Dacchi Dang, Untitled, 2017, black and white digital pigment print 280 x 280mm
He returned to Vietnam in 2017 in order to research the traditional lacquer used in the commission.
“Lacquer is part of that culture and identity so the format for the work is very, very important,” Dacchi said. “The local people actually collect the sap of the tree and make that into a medium which they use to make the art; you have to build it up for many layers, and at the end what you are looking for is super, super shiny, so that it is almost like a mirror.”
As the battle of Long Tan, one of the fiercest battles Australians faced during the war, took place in a rubber plantation, the use of the lacquer derived from rubber trees is highly symbolic.

The final work consists of five plywood panels and is about four and a half metres in length.
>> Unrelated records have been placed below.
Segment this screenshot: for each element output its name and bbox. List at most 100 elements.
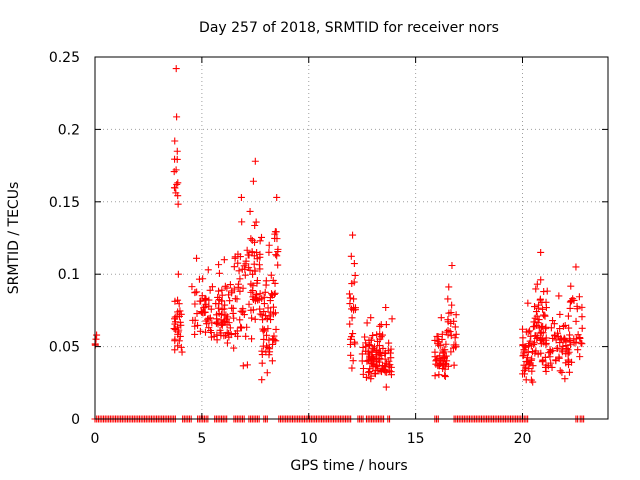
data-point	[264, 304, 272, 312]
data-point	[176, 318, 184, 326]
data-point	[362, 373, 370, 381]
data-point	[524, 299, 532, 307]
data-point	[201, 294, 209, 302]
data-point	[249, 295, 257, 303]
data-point	[191, 289, 199, 297]
data-point	[206, 327, 214, 335]
data-point	[372, 361, 380, 369]
data-point	[431, 348, 439, 356]
data-point	[534, 319, 542, 327]
data-point	[172, 166, 180, 174]
data-point	[174, 270, 182, 278]
data-point	[578, 340, 586, 348]
data-point	[262, 281, 270, 289]
data-point	[569, 295, 577, 303]
data-point	[267, 316, 275, 324]
data-point	[273, 252, 281, 260]
data-point	[533, 280, 541, 288]
data-point	[574, 346, 582, 354]
data-point	[176, 307, 184, 315]
data-point	[570, 296, 578, 304]
data-point	[388, 315, 396, 323]
data-point	[379, 344, 387, 352]
data-point	[243, 323, 251, 331]
data-point	[524, 328, 532, 336]
data-point	[438, 335, 446, 343]
data-point	[247, 235, 255, 243]
data-point	[377, 333, 385, 341]
data-point	[441, 373, 449, 381]
data-point	[349, 357, 357, 365]
data-point	[564, 312, 572, 320]
data-point	[266, 345, 274, 353]
data-point	[170, 325, 178, 333]
data-point	[221, 301, 229, 309]
data-point	[564, 346, 572, 354]
data-point	[573, 302, 581, 310]
data-point	[452, 343, 460, 351]
data-point	[539, 311, 547, 319]
data-point	[260, 308, 268, 316]
data-point	[248, 248, 256, 256]
x-tick-label: 0	[91, 431, 100, 447]
data-point	[439, 348, 447, 356]
data-point	[542, 334, 550, 342]
data-point	[529, 362, 537, 370]
data-point	[537, 248, 545, 256]
data-point	[215, 269, 223, 277]
data-point	[526, 327, 534, 335]
data-point	[381, 355, 389, 363]
data-point	[174, 328, 182, 336]
data-point	[240, 311, 248, 319]
data-point	[448, 301, 456, 309]
data-point	[171, 346, 179, 354]
data-point	[272, 337, 280, 345]
data-point	[556, 367, 564, 375]
data-point	[238, 218, 246, 226]
data-point	[231, 330, 239, 338]
data-point	[215, 287, 223, 295]
data-point	[578, 313, 586, 321]
data-point	[251, 315, 259, 323]
data-point	[241, 265, 249, 273]
data-point	[444, 316, 452, 324]
data-point	[171, 137, 179, 145]
data-point	[561, 321, 569, 329]
data-point	[553, 345, 561, 353]
data-point	[229, 304, 237, 312]
data-point	[92, 335, 100, 343]
data-point	[528, 355, 536, 363]
data-point	[387, 354, 395, 362]
data-point	[171, 313, 179, 321]
data-point	[235, 267, 243, 275]
data-point	[382, 304, 390, 312]
data-point	[451, 323, 459, 331]
y-tick-label: 0	[71, 412, 80, 428]
data-point	[268, 357, 276, 365]
data-point	[256, 250, 264, 258]
data-point	[204, 266, 212, 274]
data-point	[349, 330, 357, 338]
data-point	[251, 222, 259, 230]
data-point	[251, 238, 259, 246]
data-point	[173, 323, 181, 331]
data-point	[555, 292, 563, 300]
data-point	[249, 270, 257, 278]
data-point	[223, 321, 231, 329]
data-point	[259, 342, 267, 350]
data-point	[431, 336, 439, 344]
data-point	[537, 276, 545, 284]
data-point	[444, 362, 452, 370]
data-point	[549, 317, 557, 325]
data-point	[205, 315, 213, 323]
data-point	[222, 311, 230, 319]
data-point	[199, 275, 207, 283]
data-point	[236, 287, 244, 295]
data-point	[532, 308, 540, 316]
data-point	[520, 370, 528, 378]
data-point	[547, 359, 555, 367]
data-point	[437, 314, 445, 322]
data-point	[221, 282, 229, 290]
data-point	[568, 358, 576, 366]
data-point	[242, 332, 250, 340]
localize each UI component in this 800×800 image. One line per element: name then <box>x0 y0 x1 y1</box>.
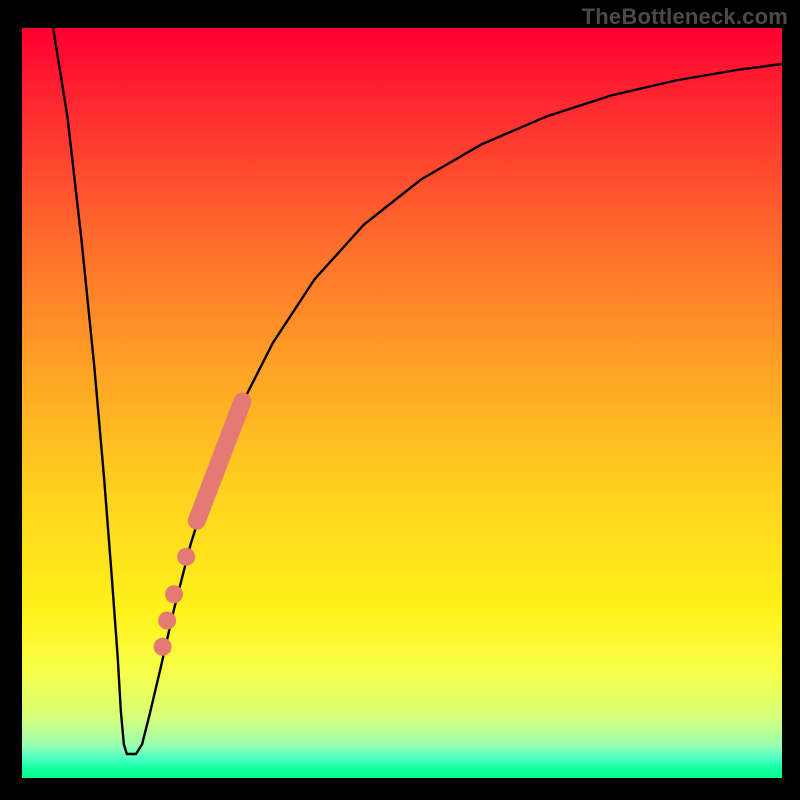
highlight-dot <box>158 612 176 630</box>
plot-gradient-background <box>22 28 782 778</box>
chart-frame: { "watermark": { "text": "TheBottleneck.… <box>0 0 800 800</box>
highlight-dot <box>177 548 195 566</box>
highlight-dot <box>154 638 172 656</box>
highlight-dot <box>165 585 183 603</box>
watermark-text: TheBottleneck.com <box>582 4 788 30</box>
chart-svg <box>0 0 800 800</box>
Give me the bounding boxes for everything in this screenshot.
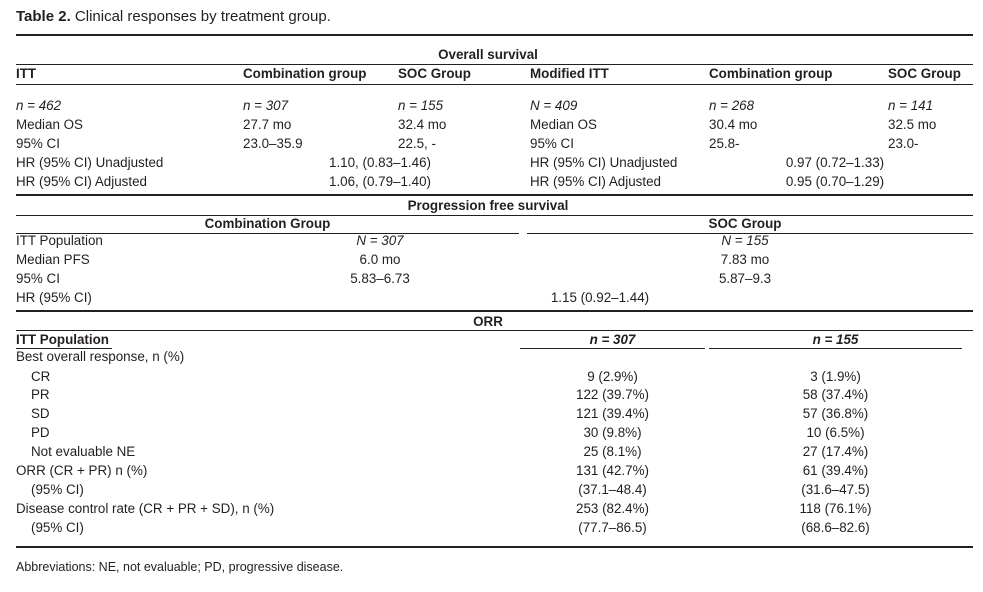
- pfs-header-rule-right: [527, 233, 973, 234]
- pfs-ci-soc: 5.87–9.3: [718, 271, 772, 286]
- os-ci-mcombo: 25.8-: [709, 136, 740, 151]
- orr-row-value-soc: 61 (39.4%): [802, 463, 869, 478]
- orr-header-rule-n2: [709, 348, 962, 349]
- os-median-msoc: 32.5 mo: [888, 117, 937, 132]
- os-ci-msoc: 23.0-: [888, 136, 919, 151]
- os-hr-unadj-mvalue: 0.97 (0.72–1.33): [785, 155, 885, 170]
- os-median-soc: 32.4 mo: [398, 117, 447, 132]
- orr-row-value-soc: (31.6–47.5): [801, 482, 870, 497]
- os-hr-unadj-mlabel: HR (95% CI) Unadjusted: [530, 155, 678, 170]
- os-median-combo: 27.7 mo: [243, 117, 292, 132]
- os-hr-adj-value: 1.06, (0.79–1.40): [329, 174, 431, 189]
- orr-row-value-combo: 30 (9.8%): [583, 425, 642, 440]
- os-title-rule: [16, 64, 973, 65]
- os-header-soc2: SOC Group: [888, 66, 961, 81]
- pfs-header-soc: SOC Group: [708, 216, 782, 231]
- orr-row-value-soc: 118 (76.1%): [799, 501, 872, 516]
- table-caption: Table 2. Clinical responses by treatment…: [16, 9, 331, 24]
- os-n-mitt: N = 409: [530, 98, 578, 113]
- os-hr-unadj-label: HR (95% CI) Unadjusted: [16, 155, 164, 170]
- table-footnote: Abbreviations: NE, not evaluable; PD, pr…: [16, 560, 344, 574]
- table-top-rule: [16, 34, 973, 36]
- orr-row-value-combo: 121 (39.4%): [576, 406, 649, 421]
- orr-row-value-combo: 25 (8.1%): [583, 444, 642, 459]
- orr-row-label: (95% CI): [31, 520, 84, 535]
- os-n-mcombo: n = 268: [709, 98, 755, 113]
- orr-row-label: ORR (CR + PR) n (%): [16, 463, 148, 478]
- orr-header-rule-n1: [520, 348, 705, 349]
- orr-row-label: Best overall response, n (%): [16, 350, 184, 363]
- orr-row-label: SD: [31, 406, 50, 421]
- pfs-pop-combo: N = 307: [356, 233, 404, 248]
- os-header-itt: ITT: [16, 66, 37, 81]
- pfs-top-rule: [16, 194, 973, 196]
- orr-row-value-soc: 57 (36.8%): [802, 406, 869, 421]
- os-ci-combo: 23.0–35.9: [243, 136, 303, 151]
- os-ci-soc: 22.5, -: [398, 136, 436, 151]
- orr-row-label: (95% CI): [31, 482, 84, 497]
- orr-row-value-soc: (68.6–82.6): [801, 520, 870, 535]
- pfs-header-combo: Combination Group: [204, 216, 331, 231]
- orr-header-pop: ITT Population: [16, 332, 109, 347]
- os-median-label: Median OS: [16, 117, 83, 132]
- os-n-itt: n = 462: [16, 98, 62, 113]
- os-header-rule: [16, 84, 973, 85]
- orr-row-label: CR: [31, 369, 51, 384]
- pfs-median-label: Median PFS: [16, 252, 90, 267]
- pfs-ci-combo: 5.83–6.73: [350, 271, 410, 286]
- os-median-mlabel: Median OS: [530, 117, 597, 132]
- orr-row-value-combo: 122 (39.7%): [576, 387, 649, 402]
- orr-title-rule: [16, 330, 973, 331]
- caption-label: Table 2.: [16, 8, 71, 25]
- orr-section-title: ORR: [473, 314, 503, 329]
- os-ci-label: 95% CI: [16, 136, 60, 151]
- orr-header-rule-pop: [16, 348, 112, 349]
- caption-text: Clinical responses by treatment group.: [70, 8, 331, 25]
- pfs-median-combo: 6.0 mo: [359, 252, 401, 267]
- pfs-pop-soc: N = 155: [721, 233, 769, 248]
- os-hr-adj-mvalue: 0.95 (0.70–1.29): [785, 174, 885, 189]
- orr-row-value-combo: 253 (82.4%): [576, 501, 649, 516]
- pfs-title-rule: [16, 215, 973, 216]
- orr-row-label: PD: [31, 425, 50, 440]
- table-bottom-rule: [16, 546, 973, 548]
- orr-row-value-combo: (77.7–86.5): [578, 520, 647, 535]
- orr-row-value-combo: 9 (2.9%): [587, 369, 638, 384]
- orr-row-value-soc: 3 (1.9%): [810, 369, 861, 384]
- os-median-mcombo: 30.4 mo: [709, 117, 758, 132]
- os-n-combo: n = 307: [243, 98, 289, 113]
- os-n-soc: n = 155: [398, 98, 444, 113]
- pfs-ci-label: 95% CI: [16, 271, 60, 286]
- orr-row-label: PR: [31, 387, 50, 402]
- pfs-median-soc: 7.83 mo: [720, 252, 770, 267]
- orr-row-value-soc: 10 (6.5%): [806, 425, 865, 440]
- pfs-pop-label: ITT Population: [16, 233, 103, 248]
- os-section-title: Overall survival: [438, 47, 538, 62]
- orr-row-value-combo: (37.1–48.4): [578, 482, 647, 497]
- os-ci-mlabel: 95% CI: [530, 136, 574, 151]
- os-hr-unadj-value: 1.10, (0.83–1.46): [329, 155, 431, 170]
- pfs-header-rule-left: [16, 233, 519, 234]
- orr-header-n1: n = 307: [589, 332, 636, 347]
- orr-row-value-combo: 131 (42.7%): [576, 463, 649, 478]
- os-header-mitt: Modified ITT: [530, 66, 609, 81]
- os-header-combo2: Combination group: [709, 66, 833, 81]
- orr-top-rule: [16, 310, 973, 312]
- os-n-msoc: n = 141: [888, 98, 934, 113]
- pfs-section-title: Progression free survival: [407, 198, 569, 213]
- os-hr-adj-label: HR (95% CI) Adjusted: [16, 174, 147, 189]
- os-hr-adj-mlabel: HR (95% CI) Adjusted: [530, 174, 661, 189]
- orr-row-value-soc: 27 (17.4%): [802, 444, 869, 459]
- orr-row-label: Disease control rate (CR + PR + SD), n (…: [16, 501, 275, 516]
- orr-row-value-soc: 58 (37.4%): [802, 387, 869, 402]
- pfs-hr-label: HR (95% CI): [16, 290, 92, 305]
- os-header-soc: SOC Group: [398, 66, 471, 81]
- orr-best-response-label: Best overall response, n (%): [16, 349, 185, 364]
- orr-header-n2: n = 155: [812, 332, 859, 347]
- orr-row-label: Not evaluable NE: [31, 444, 136, 459]
- os-header-combo: Combination group: [243, 66, 367, 81]
- pfs-hr-value: 1.15 (0.92–1.44): [550, 290, 650, 305]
Together the panels form a long red stripe.
“The strip is basically one strip of the flag of the republic of Vietnam, so the work has a lot of symbolism and meaning behind how it's constructed,” Dacchi said.
“My aim is to create a new understanding of, and a relationship to the representation of the memories and experiences of the Vietnam War through the tales of Australian and Australian–South Vietnamese veterans [ARVN].
“I hope this work can actually bring people together to understand what their experience is … and give them a bit of an insight into how they feel, and how they see the war.”

Brothers in Arms, Dacchi Dang, 2017, Lacquer and ink on plywood, 5 panels, each: 20cm x 90cm (AWM2016.626)
He is extremely grateful to the Gillespie Bequest for the chance to share their stories.
“It’s a new perspective on how to see that conflict and hopefully through this work people will have a better understanding,” he said. “It’s provided an opportunity to have that experience, and to have that voice heard, and to reach out to the public … to help people understand their experience. It’s so important … to bring everything together, and I feel privileged to have the opportunity thanks to the Gillespie Bequest.”